VEYSEL AKGÜN (1968–1977)
Ordu’ya turistik tesisler kazandırılması amacıyla Belde Oteli’nin yapımına başlandı ve karkası bitirildi. Kumsal ile Bülbül Deresi arası dolduruldu. Yeni belediye binası 4 Temmuz 1968 günü hizmete açıldı. 1969 yılında Atatürk anıtı tamamlanarak Turist Otel’in karşısındaki parka dikildi. Kent içindeki tüpgaz depolanmaları yasaklandı. 1970 yılında Süleyman Felek’in büstü törenle açıldı. Belediye otobüsleri alınarak toplu taşıma hizmetine başlandı. Otogar alanı istimlâk edildi. Kent içi caddelerin asfaltlanmasına başlandı.
KAZIM TÜRKMEN (1977-1980)
Kaçak inşaatlarla mücadeleye başlandı. Belediye şehir dışına fındıkkabuğu çıkarılmasını yasakladı. Ordu Belediyesi Tanzim Satış Mağazası açılarak hizmete sokuldu. Karaborsayla mücadeleye girişildi.

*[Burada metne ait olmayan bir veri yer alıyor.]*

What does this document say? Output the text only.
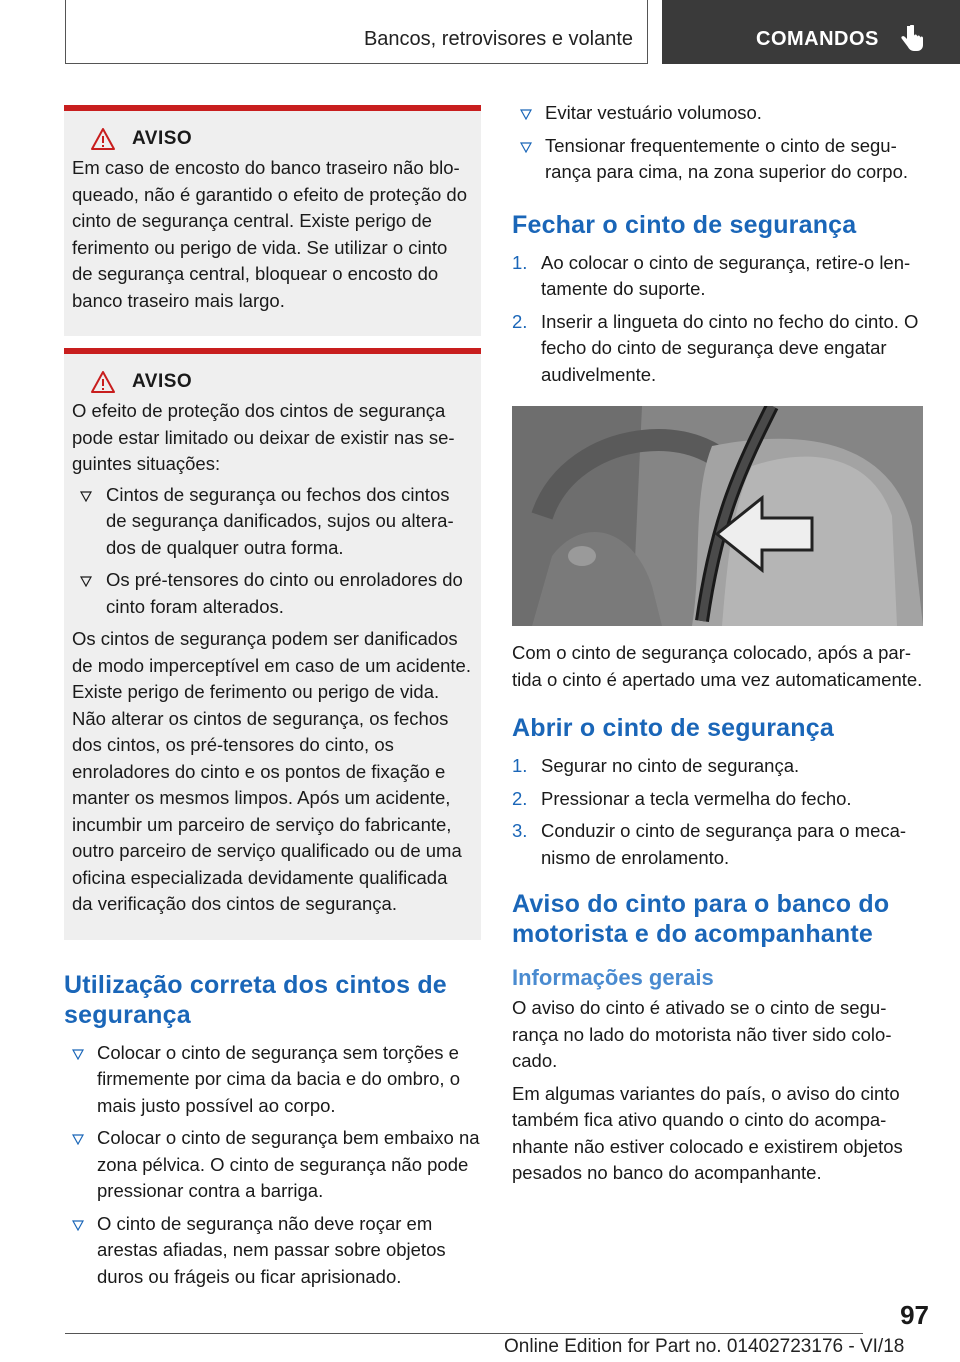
Bancos, retrovisores e volante	COMANDOS
AVISO

Em caso de encosto do banco traseiro não bloqueado, não é garantido o efeito de proteção do cinto de segurança central. Existe perigo de ferimento ou perigo de vida. Se utilizar o cinto de segurança central, bloquear o encosto do banco traseiro mais largo.

AVISO

O efeito de proteção dos cintos de segurança pode estar limitado ou deixar de existir nas seguintes situações:

Cintos de segurança ou fechos dos cintos de segurança danificados, sujos ou alterados de qualquer outra forma.
Os pré-tensores do cinto ou enroladores do cinto foram alterados.

Os cintos de segurança podem ser danificados de modo imperceptível em caso de um acidente. Existe perigo de ferimento ou perigo de vida. Não alterar os cintos de segurança, os fechos dos cintos, os pré-tensores do cinto, os enroladores do cinto e os pontos de fixação e manter os mesmos limpos. Após um acidente, incumbir um parceiro de serviço do fabricante, outro parceiro de serviço qualificado ou de uma oficina especializada devidamente qualificada da verificação dos cintos de segurança.

Utilização correta dos cintos de segurança
Colocar o cinto de segurança sem torções e firmemente por cima da bacia e do ombro, o mais justo possível ao corpo.
Colocar o cinto de segurança bem embaixo na zona pélvica. O cinto de segurança não pode pressionar contra a barriga.
O cinto de segurança não deve roçar em arestas afiadas, nem passar sobre objetos duros ou frágeis ou ficar aprisionado.
Evitar vestuário volumoso.
Tensionar frequentemente o cinto de segurança para cima, na zona superior do corpo.
Fechar o cinto de segurança
1. Ao colocar o cinto de segurança, retire-o lentamente do suporte.
2. Inserir a lingueta do cinto no fecho do cinto. O fecho do cinto de segurança deve engatar audivelmente.

Com o cinto de segurança colocado, após a partida o cinto é apertado uma vez automaticamente.

Abrir o cinto de segurança
1. Segurar no cinto de segurança.
2. Pressionar a tecla vermelha do fecho.
3. Conduzir o cinto de segurança para o mecanismo de enrolamento.
Aviso do cinto para o banco do motorista e do acompanhante
Informações gerais

O aviso do cinto é ativado se o cinto de segurança no lado do motorista não tiver sido colocado.

Em algumas variantes do país, o aviso do cinto também fica ativo quando o cinto do acompanhante não estiver colocado e existirem objetos pesados no banco do acompanhante.

97
Online Edition for Part no. 01402723176 - VI/18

HALİT KAHRAMAN (1980-1982)
Belediye hizmet binası ile Ziraat Bankası arasındaki baraka türü otobüs yazıhanelerini kaldırarak buranın park alanı olması sağlandı. Orkent toplu konutlarının temeli atıldı. Belediye kent trafiğini düzenleme çalışmalarına başlandı. Ordu Belediyesi’nin soğuk hava deposu hizmete girdi.

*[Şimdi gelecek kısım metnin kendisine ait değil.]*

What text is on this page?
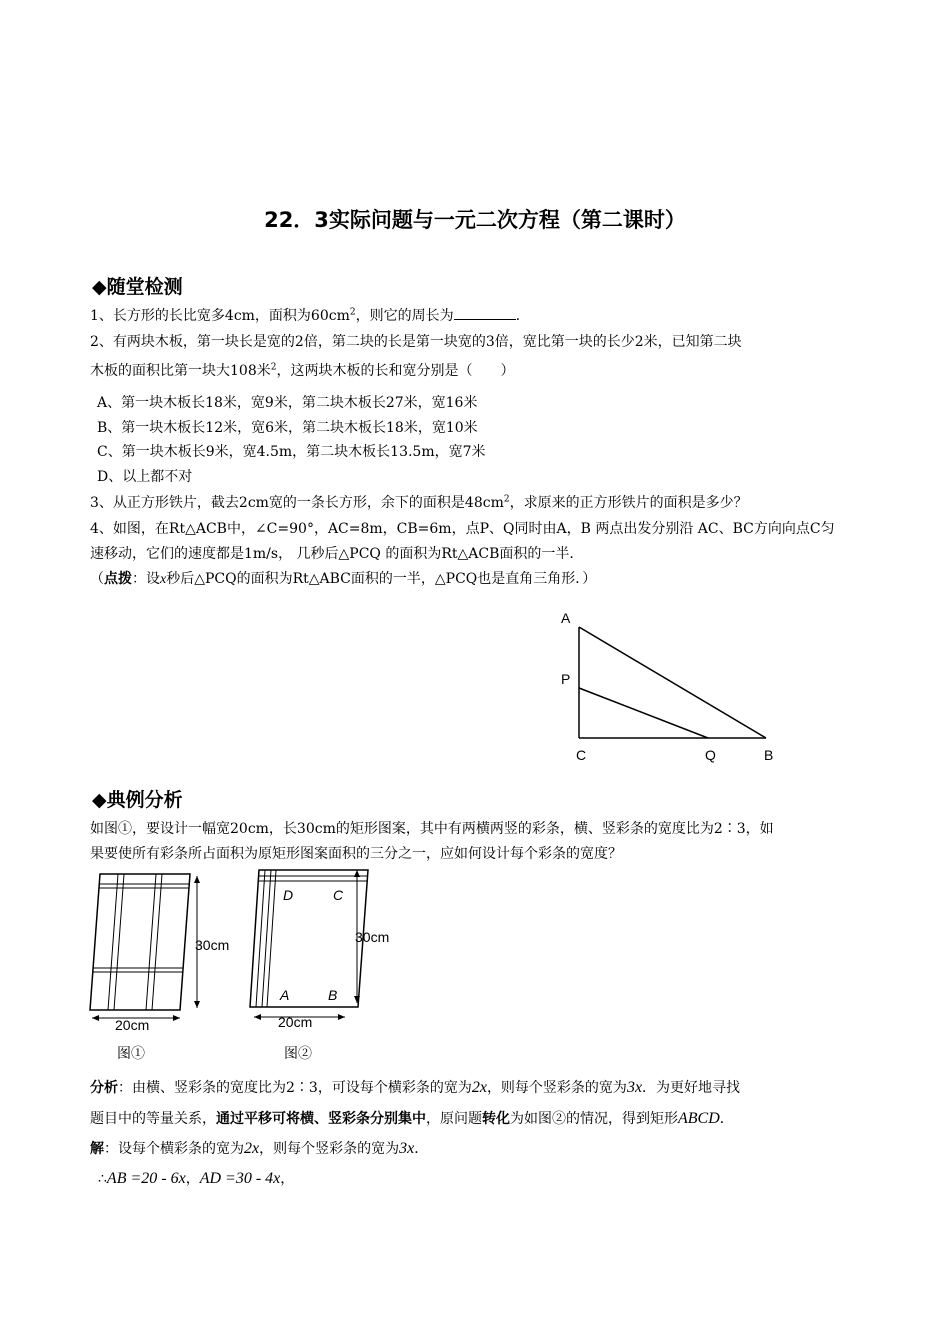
22．3实际问题与一元二次方程（第二课时）
◆随堂检测
1、长方形的长比宽多4cm，面积为$60cm^2$，则它的周长为	.
2、有两块木板，第一块长是宽的2倍，第二块的长是第一块宽的3倍，宽比第一块的长少2米，已知第二块
木板的面积比第一块大108米$^2$，这两块木板的长和宽分别是（　　）
A、第一块木板长18米，宽9米，第二块木板长27米，宽16米
B、第一块木板长12米，宽6米，第二块木板长18米，宽10米
C、第一块木板长9米，宽4.5m，第二块木板长13.5m，宽7米
D、以上都不对
3、从正方形铁片，截去2cm宽的一条长方形，余下的面积是$48cm^2$，求原来的正方形铁片的面积是多少？
4、如图，在Rt△ACB中，∠C=90°，AC=8m，CB=6m，点P、Q同时由A，B 两点出发分别沿 AC、BC方向向点C匀
速移动，它们的速度都是1m/s， 几秒后△PCQ 的面积为Rt△ACB面积的一半.
（点拨：设x秒后△PCQ的面积为Rt△ABC面积的一半，△PCQ也是直角三角形．）
A
P
C	Q	B
◆典例分析
如图①，要设计一幅宽20cm，长30cm的矩形图案，其中有两横两竖的彩条，横、竖彩条的宽度比为2∶3，如
果要使所有彩条所占面积为原矩形图案面积的三分之一，应如何设计每个彩条的宽度？
30cm
20cm
图①
D	C
A	B
30cm
20cm
图②
分析：由横、竖彩条的宽度比为2∶3，可设每个横彩条的宽为2x，则每个竖彩条的宽为3x．为更好地寻找
题目中的等量关系，通过平移可将横、竖彩条分别集中，原问题转化为如图②的情况，得到矩形ABCD．
解：设每个横彩条的宽为2x，则每个竖彩条的宽为3x．
∴AB =20 - 6x，AD =30 - 4x，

NERMİ ALYANAK (Vali) (1983–1984)
Şehir içi ve yakın köylere ulaşımın daha kolay sağlanması amacıyla toplu taşım aracı olan belediye otobüslerinin sayısı çoğaltıldı.
KAZIM TÜRKMEN (1984–1994)
Belediye hizmet binasının yanına ek hizmet binası ve iş merkezi yapıldı. Belediye meclisinin aldığı kararla bulvar ve caddelerin adları değiştirildi. Yeni Mahalle pazarı hizmete girdi. Otogar inşaatı bitirilerek hizmete açıldı. Yeni mezbahane binası yaptırıldı. Fındık fabrikaları şehir içinden dışarı taşıtıldı. Kentin büyük bölümünün kanalizasyonu tamamlandı. Belde Oteli hizmete girdi. Kumsal ile Bülbül deresi arasına sahil düzenleme hizmetleri çerçevesinde park ve bahçeler yapıldı. Ordu Belediye’si tarafından “Kuğukent Toplu Konut Projesi” uygulandı. Bu projeyle 8 kooperatiften oluşan ve 720 kullanılır daireden müteşekkil yerleşim birimi, çevre düzenlemesiyle birlikte Ordu’ya kazandırıldı.

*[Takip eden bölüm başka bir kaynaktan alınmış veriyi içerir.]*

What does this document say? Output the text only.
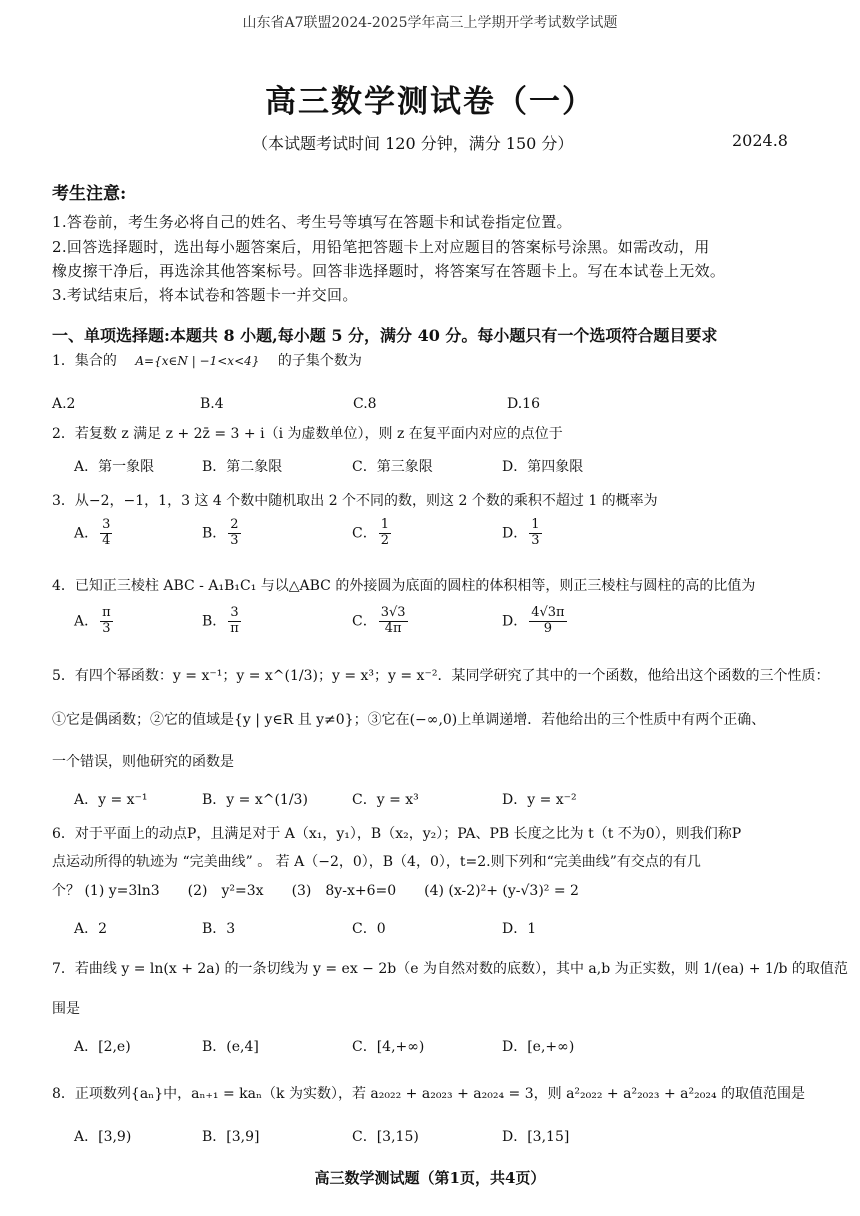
山东省A7联盟2024-2025学年高三上学期开学考试数学试题
高三数学测试卷（一）
（本试题考试时间 120 分钟，满分 150 分）	2024.8
考生注意:
1.答卷前，考生务必将自己的姓名、考生号等填写在答题卡和试卷指定位置。
2.回答选择题时，选出每小题答案后，用铅笔把答题卡上对应题目的答案标号涂黑。如需改动，用
橡皮擦干净后，再选涂其他答案标号。回答非选择题时，将答案写在答题卡上。写在本试卷上无效。
3.考试结束后，将本试卷和答题卡一并交回。
一、单项选择题:本题共 8 小题,每小题 5 分，满分 40 分。每小题只有一个选项符合题目要求
1．集合的 A={x∈N | −1<x<4} 的子集个数为
A.2	B.4	C.8	D.16
2．若复数 z 满足 z + 2z̄ = 3 + i（i 为虚数单位），则 z 在复平面内对应的点位于
A．第一象限	B．第二象限	C．第三象限	D．第四象限
3．从−2，−1，1，3 这 4 个数中随机取出 2 个不同的数，则这 2 个数的乘积不超过 1 的概率为
A． $\frac{3}{4}$	B． $\frac{2}{3}$	C． $\frac{1}{2}$	D． $\frac{1}{3}$
4．已知正三棱柱 ABC - A₁B₁C₁ 与以△ABC 的外接圆为底面的圆柱的体积相等，则正三棱柱与圆柱的高的比值为
A． $\frac{\pi}{3}$	B． $\frac{3}{\pi}$	C． $\frac{3√3}{4\pi}$	D． $\frac{4√3\pi}{9}$
5．有四个幂函数：y = x⁻¹；y = x^(1/3)；y = x³；y = x⁻²．某同学研究了其中的一个函数，他给出这个函数的三个性质：
①它是偶函数；②它的值域是{y | y∈R 且 y≠0}；③它在(−∞,0)上单调递增．若他给出的三个性质中有两个正确、
一个错误，则他研究的函数是
A．y = x⁻¹	B．y = x^(1/3)	C．y = x³	D．y = x⁻²
6．对于平面上的动点P，且满足对于 A（x₁，y₁），B（x₂，y₂）；PA、PB 长度之比为 t（t 不为0），则我们称P
点运动所得的轨迹为 “完美曲线” 。 若 A（−2，0），B（4，0），t=2.则下列和“完美曲线”有交点的有几
个？ (1) y=3ln3　　(2)　y²=3x　　(3)　8y-x+6=0　　(4) (x-2)²+ (y-√3)² = 2
A．2	B．3	C．0	D．1
7．若曲线 y = ln(x + 2a) 的一条切线为 y = ex − 2b（e 为自然对数的底数），其中 a,b 为正实数，则 1/(ea) + 1/b 的取值范
围是
A．[2,e)	B．(e,4]	C．[4,+∞)	D．[e,+∞)
8．正项数列{aₙ}中，aₙ₊₁ = kaₙ（k 为实数），若 a₂₀₂₂ + a₂₀₂₃ + a₂₀₂₄ = 3，则 a²₂₀₂₂ + a²₂₀₂₃ + a²₂₀₂₄ 的取值范围是
A．[3,9)	B．[3,9]	C．[3,15)	D．[3,15]
高三数学测试题（第1页，共4页）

FİKRET TÜRKYILMAZ (1994–2004)
29 Ekim l996 günü Belediye Konservatuar binası hizmete açıldı. İtfaiye binası ve kiliseye ek tiyatro hizmet binası yaptırıldı. Yeni Mahalle’deki İsmetpaşa Caddesi trafiğe kapatılarak yayaların hizmetine açıldı. Halk arasında 2. Fidangör de denilen bu cadde, alışveriş merkezleri ve dinlence alanları olarak düzenlendi. Ordulu işadamı Fahri Çelebi’nin finanse etmesiyle 1937’de yıkılma tehlikesi nedeniyle belediye tarafından yıktırılan tarihi Osman Paşa Şadırvanı 1997 yılında aslının prototipi olarak yeniden yaptırıldı. Merkez Karapınar Köyü’nde “Su Arıtma Tesisi” kurularak Orduluların hizmetine sunuldu.
SEYİT TORUN ( 2004- 2014)
Katı atıklardan yakıt türetme tesisi (ATY) yapıldı. Merkez Karapınar Köyü’nde “Katı Atık Ayrıştırma Tesisi” kuruldu. Bülbül deresi islah edilerek halkın dinlenebileceği ve izleyebileceği hale getirildi. Kumbaşı’nda balık hali yaptırılarak hizmete sunuldu. Kentin mahalle muhtarlıklarının hizmetine sunulmak üzere her mahalleye “muhtar evleri” yaptırıldı. İlk adım Anıtı yeniden yaptırıldı. Bu anıtın bitişiğinde çevre düzenlemeleri yapıldı. Sebze hali yenilendi. Pazartesi pazarı yeniden ve modern bir şekilde düzenlendi. Sağra tesislerinin arkasına “Cumhuriyet Spor Kompleksi” yaptırılarak halkın hizmetine sunuldu. Atatürk Parkı’ndan Boztepe’ye uzanan hatta “teleferik” yaptırılarak hem Ordu halkının hem de Ordu turizminin hizmetine sunuldu.
Bu dönemde yerel ve ulusal ölçekte Ordu Belediyesi’nce gerçekleştirilen organizasyonlarla Ordu kültürüne katkıda bulunan birçok kültürel etkinlik de yapıldı. İki kez “Uluslararası Edebiyat Festivali” düzenlendi. Bu festival gelenekselleştirildi. Bir kez de “Uluslararası Taş Heykel Sempozyumu” yapıldı. 2012 yılı itibariyle 7. si düzenlenecek olan “Ordu Uluslararası Çocuk ve Gençlik Tiyatroları Festivali” gibi etkinliklerle Ordu kültürü önemli ölçüde yerel ve ulusal basında yer aldı.